Formalization and Analysis of Countermeasures Against Fault Injection Attacks on Open-source Processors

Join our dynamic research team at CEA-List within the DSCIN division for a PhD opportunity in the field of hardware security and formal analysis of processor micro-architectures. The focus of this research is the formalization and analysis of countermeasures against fault injection attacks on open-source processors. Operating at the cutting edge of cyber-security for embedded systems, we aim to build formal guarantees for the robustness of these systems in the face of evolving security threats, particularly those arising from fault injection attacks. As a PhD candidate, you will contribute to advancing the understanding of fault injection attacks and their impact on both hardware and software aspects of open-source processors. The scientific challenge lies in devising methods and tools that can effectively analyze the robustness of embedded systems under fault injection.

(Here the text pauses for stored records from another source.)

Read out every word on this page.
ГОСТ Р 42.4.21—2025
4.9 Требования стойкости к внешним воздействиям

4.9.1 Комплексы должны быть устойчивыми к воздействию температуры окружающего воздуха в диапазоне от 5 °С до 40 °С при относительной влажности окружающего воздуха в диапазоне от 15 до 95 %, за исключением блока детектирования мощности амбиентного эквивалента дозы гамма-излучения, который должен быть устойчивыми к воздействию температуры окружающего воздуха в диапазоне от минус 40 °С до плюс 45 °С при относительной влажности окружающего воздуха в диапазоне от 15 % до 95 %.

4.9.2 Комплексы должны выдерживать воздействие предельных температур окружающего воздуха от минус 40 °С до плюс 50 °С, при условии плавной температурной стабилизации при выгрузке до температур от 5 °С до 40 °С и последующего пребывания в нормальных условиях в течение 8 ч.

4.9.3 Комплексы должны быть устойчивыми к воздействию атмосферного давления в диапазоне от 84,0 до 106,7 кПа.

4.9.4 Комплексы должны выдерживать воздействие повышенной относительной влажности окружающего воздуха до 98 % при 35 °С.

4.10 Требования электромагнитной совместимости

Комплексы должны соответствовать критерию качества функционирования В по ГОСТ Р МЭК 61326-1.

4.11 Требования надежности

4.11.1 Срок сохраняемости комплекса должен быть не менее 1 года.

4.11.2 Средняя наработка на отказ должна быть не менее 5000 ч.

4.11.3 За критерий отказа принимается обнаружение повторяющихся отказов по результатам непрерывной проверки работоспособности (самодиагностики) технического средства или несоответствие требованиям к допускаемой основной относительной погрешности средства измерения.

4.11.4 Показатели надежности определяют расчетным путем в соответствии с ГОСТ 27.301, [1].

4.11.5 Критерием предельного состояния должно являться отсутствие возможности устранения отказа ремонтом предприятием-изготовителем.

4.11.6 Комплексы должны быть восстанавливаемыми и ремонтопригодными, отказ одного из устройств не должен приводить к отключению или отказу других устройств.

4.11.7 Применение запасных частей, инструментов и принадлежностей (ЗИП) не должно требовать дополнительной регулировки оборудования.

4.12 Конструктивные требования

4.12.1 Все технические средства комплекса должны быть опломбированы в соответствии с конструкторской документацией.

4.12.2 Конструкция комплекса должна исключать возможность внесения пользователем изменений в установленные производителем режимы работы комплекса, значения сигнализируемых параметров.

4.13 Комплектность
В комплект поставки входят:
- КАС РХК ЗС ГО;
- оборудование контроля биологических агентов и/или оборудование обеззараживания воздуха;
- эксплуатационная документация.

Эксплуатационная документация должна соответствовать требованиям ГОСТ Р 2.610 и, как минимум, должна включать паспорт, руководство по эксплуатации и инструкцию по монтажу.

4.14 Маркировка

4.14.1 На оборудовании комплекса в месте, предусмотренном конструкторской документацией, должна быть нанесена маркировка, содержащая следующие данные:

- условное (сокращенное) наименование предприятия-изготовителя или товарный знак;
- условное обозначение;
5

You will work on jointly considering the RTL model of the target processor and the executed program, addressing the limitations of current methods (be it simulation or formal analysis), and exploring innovative approaches to scale the analysis to larger programs and complex processor microarchitectures. The experimental work will be based on RTL simulators such as Verilator or QuestaSim, the formal analysis tool µARCHIFI developped at CEA-List, and open-source implementations of secured processors such as the RISC-V processor CV32E40S. Upon the successful completion of this PhD thesis, you will have contributed to the development of formalized countermeasures against fault injection attacks. This research not only aligns with the broader goals of enhancing cyber-security for embedded systems but also has practical implications, such as contributing to the security verification of realistic secured architectures. Additionally, your work will pave the way for the design of efficient techniques and tools that have the potential to streamline the evaluation of secured systems, impacting fields like Common Criteria certification and reducing time-to-market during the design phase of secure systems.